For individual files, the principle is the same:
Redirect gone /path/to/file.php
Calling your one custom page for all errors, while displaying the correct status in the HTTP headers
The Codex is a great resource for creating a custom 404 page in Wordpress. While you could create separate error pages, for example a 404.php and 410.php, with some coding taken from the codex, you can use the same custom page for several different errors.
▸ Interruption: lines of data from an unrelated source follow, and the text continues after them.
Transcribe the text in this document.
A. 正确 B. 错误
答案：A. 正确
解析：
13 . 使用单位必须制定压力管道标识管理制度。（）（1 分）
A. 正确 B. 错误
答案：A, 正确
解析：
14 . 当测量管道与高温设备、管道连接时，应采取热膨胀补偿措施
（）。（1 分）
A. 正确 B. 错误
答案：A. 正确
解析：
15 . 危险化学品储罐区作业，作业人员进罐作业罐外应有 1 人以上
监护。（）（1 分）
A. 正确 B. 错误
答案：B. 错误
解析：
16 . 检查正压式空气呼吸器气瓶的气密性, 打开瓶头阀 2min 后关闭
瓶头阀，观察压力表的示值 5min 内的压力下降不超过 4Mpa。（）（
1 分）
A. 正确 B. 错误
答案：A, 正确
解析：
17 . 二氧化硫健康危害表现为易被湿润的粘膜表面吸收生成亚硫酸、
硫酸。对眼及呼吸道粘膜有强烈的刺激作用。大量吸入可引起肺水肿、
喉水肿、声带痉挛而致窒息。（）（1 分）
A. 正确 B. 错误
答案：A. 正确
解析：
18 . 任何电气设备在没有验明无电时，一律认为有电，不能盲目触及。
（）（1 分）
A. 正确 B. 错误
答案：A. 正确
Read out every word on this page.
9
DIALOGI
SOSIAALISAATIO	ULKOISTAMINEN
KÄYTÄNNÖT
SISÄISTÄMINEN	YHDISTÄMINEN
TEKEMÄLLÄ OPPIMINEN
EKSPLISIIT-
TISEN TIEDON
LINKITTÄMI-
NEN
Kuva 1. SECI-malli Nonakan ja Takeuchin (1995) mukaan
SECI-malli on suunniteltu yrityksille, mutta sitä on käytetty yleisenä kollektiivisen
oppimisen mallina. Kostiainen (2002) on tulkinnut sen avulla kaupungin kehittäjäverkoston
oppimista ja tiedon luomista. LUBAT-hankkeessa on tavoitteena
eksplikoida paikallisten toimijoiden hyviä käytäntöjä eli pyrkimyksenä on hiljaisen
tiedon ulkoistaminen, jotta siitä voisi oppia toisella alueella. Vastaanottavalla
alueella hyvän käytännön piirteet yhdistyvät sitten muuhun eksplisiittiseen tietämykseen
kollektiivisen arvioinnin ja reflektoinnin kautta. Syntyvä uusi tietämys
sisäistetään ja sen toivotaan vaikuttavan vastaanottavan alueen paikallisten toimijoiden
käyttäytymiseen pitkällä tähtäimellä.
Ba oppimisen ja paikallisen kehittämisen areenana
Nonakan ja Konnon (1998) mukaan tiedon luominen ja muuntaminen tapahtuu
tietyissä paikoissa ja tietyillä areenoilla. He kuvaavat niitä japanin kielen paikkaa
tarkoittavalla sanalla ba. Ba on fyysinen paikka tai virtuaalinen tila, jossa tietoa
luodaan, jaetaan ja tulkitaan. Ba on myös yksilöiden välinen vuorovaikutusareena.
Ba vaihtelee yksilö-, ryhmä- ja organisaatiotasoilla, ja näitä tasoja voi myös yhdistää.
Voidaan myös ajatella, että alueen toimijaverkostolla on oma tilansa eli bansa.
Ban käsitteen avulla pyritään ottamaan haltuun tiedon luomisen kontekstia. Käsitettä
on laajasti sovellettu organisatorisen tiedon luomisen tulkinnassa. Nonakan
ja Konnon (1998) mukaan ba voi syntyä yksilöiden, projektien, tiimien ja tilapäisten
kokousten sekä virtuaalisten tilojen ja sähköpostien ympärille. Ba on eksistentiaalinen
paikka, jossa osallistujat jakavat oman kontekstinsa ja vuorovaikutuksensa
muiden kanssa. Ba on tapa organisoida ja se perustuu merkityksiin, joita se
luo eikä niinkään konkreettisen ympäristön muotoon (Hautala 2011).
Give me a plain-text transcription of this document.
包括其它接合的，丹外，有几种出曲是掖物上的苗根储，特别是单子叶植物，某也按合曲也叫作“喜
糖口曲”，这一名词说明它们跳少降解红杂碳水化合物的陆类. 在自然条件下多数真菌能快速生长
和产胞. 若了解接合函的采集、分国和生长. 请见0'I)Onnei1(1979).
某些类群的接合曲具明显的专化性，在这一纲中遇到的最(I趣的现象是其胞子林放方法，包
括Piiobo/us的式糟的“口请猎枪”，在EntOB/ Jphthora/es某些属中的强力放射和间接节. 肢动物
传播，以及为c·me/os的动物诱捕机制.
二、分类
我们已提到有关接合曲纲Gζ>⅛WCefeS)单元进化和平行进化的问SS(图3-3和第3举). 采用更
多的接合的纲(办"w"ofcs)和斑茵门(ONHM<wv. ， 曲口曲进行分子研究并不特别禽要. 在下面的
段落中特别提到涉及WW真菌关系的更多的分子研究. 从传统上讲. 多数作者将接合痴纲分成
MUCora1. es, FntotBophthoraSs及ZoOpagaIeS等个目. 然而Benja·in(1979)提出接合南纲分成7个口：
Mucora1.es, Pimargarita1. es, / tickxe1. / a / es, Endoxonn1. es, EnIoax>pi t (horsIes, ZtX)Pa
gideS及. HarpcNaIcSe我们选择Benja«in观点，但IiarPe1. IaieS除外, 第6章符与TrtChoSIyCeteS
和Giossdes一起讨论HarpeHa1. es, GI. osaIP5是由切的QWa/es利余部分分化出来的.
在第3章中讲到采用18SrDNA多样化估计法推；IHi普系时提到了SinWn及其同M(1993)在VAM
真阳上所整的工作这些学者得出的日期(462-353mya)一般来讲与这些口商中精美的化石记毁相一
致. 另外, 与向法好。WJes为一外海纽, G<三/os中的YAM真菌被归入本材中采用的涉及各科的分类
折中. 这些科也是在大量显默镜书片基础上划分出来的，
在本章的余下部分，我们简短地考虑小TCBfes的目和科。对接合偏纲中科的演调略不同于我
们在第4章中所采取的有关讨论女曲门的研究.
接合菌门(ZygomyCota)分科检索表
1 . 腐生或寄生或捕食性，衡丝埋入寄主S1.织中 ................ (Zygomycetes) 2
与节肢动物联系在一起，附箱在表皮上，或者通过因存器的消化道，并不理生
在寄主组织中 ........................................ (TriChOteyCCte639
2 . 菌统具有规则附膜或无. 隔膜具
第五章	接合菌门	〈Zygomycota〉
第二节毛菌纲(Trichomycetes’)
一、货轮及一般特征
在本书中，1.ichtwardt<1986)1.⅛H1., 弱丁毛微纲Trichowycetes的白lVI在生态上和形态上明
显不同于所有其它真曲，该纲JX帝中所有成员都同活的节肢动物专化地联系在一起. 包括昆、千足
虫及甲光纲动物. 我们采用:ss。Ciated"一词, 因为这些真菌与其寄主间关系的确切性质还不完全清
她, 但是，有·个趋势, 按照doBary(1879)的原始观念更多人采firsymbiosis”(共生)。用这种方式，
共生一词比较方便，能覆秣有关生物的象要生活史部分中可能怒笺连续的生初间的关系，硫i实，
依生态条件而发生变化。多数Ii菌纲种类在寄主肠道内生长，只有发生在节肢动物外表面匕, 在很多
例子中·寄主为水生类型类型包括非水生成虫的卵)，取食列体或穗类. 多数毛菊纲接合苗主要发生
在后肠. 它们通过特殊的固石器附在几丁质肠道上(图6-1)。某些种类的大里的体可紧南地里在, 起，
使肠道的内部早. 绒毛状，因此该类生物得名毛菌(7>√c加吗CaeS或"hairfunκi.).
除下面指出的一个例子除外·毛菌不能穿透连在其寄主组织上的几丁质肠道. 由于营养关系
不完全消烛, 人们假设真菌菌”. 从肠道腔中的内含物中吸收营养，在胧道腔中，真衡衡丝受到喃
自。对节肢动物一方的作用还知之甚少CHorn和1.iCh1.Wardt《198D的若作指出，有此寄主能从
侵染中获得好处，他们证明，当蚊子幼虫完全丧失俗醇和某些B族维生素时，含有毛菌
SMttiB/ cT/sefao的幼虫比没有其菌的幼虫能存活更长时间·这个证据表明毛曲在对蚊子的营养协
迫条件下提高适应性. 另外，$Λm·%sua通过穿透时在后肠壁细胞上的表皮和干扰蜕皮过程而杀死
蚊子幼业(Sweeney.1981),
To me, this keeps things simpler, and the error status is still returned correctly in the response headers.
Back to the .htaccess file
To make sure that your server returns your custom error page, and not the default ugly white page with the warning, you set the instructions on your .htaccess file.
ErrorDocument 404 /index.php?error=404
You could create separate files and call them accordingly, but I decided to use just one error page for all (404.php).
ErrorDocument 400 /index.php?error=404
ErrorDocument 401 /index.php?error=404
ErrorDocument 402 /index.php?error=404
ErrorDocument 403 /index.php?error=404
ErrorDocument 404 /index.php?error=404
ErrorDocument 405 /index.php?error=404
ErrorDocument 406 /index.php?error=404
ErrorDocument 407 /index.php?error=404
ErrorDocument 408 /index.php?error=404
ErrorDocument 409 /index.php?error=404
ErrorDocument 410 /index.php?error=404
ErrorDocument 411 /index.php?error=404
ErrorDocument 412 /index.php?error=404
ErrorDocument 413 /index.php?error=404
ErrorDocument 414 /index.php?error=404
ErrorDocument 415 /index.php?error=404
ErrorDocument 416 /index.php?error=404
ErrorDocument 417 /index.php?error=404
ErrorDocument 422 /index.php?error=404
ErrorDocument 423 /index.php?error=404
ErrorDocument 424 /index.php?error=404
ErrorDocument 425 /index.php?error=404
ErrorDocument 426 /index.php?error=404
ErrorDocument 500 /index.php?error=404
ErrorDocument 501 /index.php?error=404
ErrorDocument 502 /index.php?error=404
ErrorDocument 503 /index.php?error=404
ErrorDocument 504 /index.php?error=404
ErrorDocument 505 /index.php?error=404
ErrorDocument 506 /index.php?error=404
ErrorDocument 507 /index.php?error=404
ErrorDocument 510 /index.php?error=404
I have yet to see if this will work with all errors, but I have tested it to work fine with the two most needed ones, that is 404 and 410. In fact, you can even just limit yourself to those two errors, and get rid of the call to the other ones. My reasoning behind including all of them was, “Since I’m at it…”
The custom 404, catch all, page
If you want to test my error page, go ahead and try a broken link, which will return a 404 “Not Found” error, and a no longer existing page, which will return a 410 “Gone” error. Both calling the same error page, with the proper status headers for each case.
In order to display the whole range of errors on the same error page, I have taken the code from the Codex Advanced 404.php Example, with just some minor changes.
- On the line that starts with
// begin the output buffer to send headers and response
I had to get rid of ob_start();, because it caused a misconfiguration. Without it, it works fine. I guess it depends on the plugins you are using.
- On the part that prints out the page, starting with
<?php get_header();?>
I continued with the layout of my theme, and added helpful links and text, basing myself on the existing 404 page I already had.
The way you can adapt it to your theme, if you don’t have a custom 404 file, is to make a copy of your theme index.php and rename it 404.php, then take all the loop part out, and add some pertinent text there. What you end up with, would then be adapted to the Advanced Example code, to match your theme more.
The part of the code that displays your page, along with the status code is:
<?php get_header();?>
<div id="content">
<div class="post">
<h1><?php _e("$AA_STATUS_CODE $AA_REASON_PHRASE"); ?></h1>
<?php if(function_exists('aa_google_404')) aa_google_404(); ?>
</div>
</div>
<?php get_sidebar(); ?>
<?php get_footer();
?>
This way, you will end up with a custom error page that will keep your visitors on your site, while handling several kinds of errors without Adsense ads, and a statement on your .htaccess file telling Google when a file has been permanently deleted.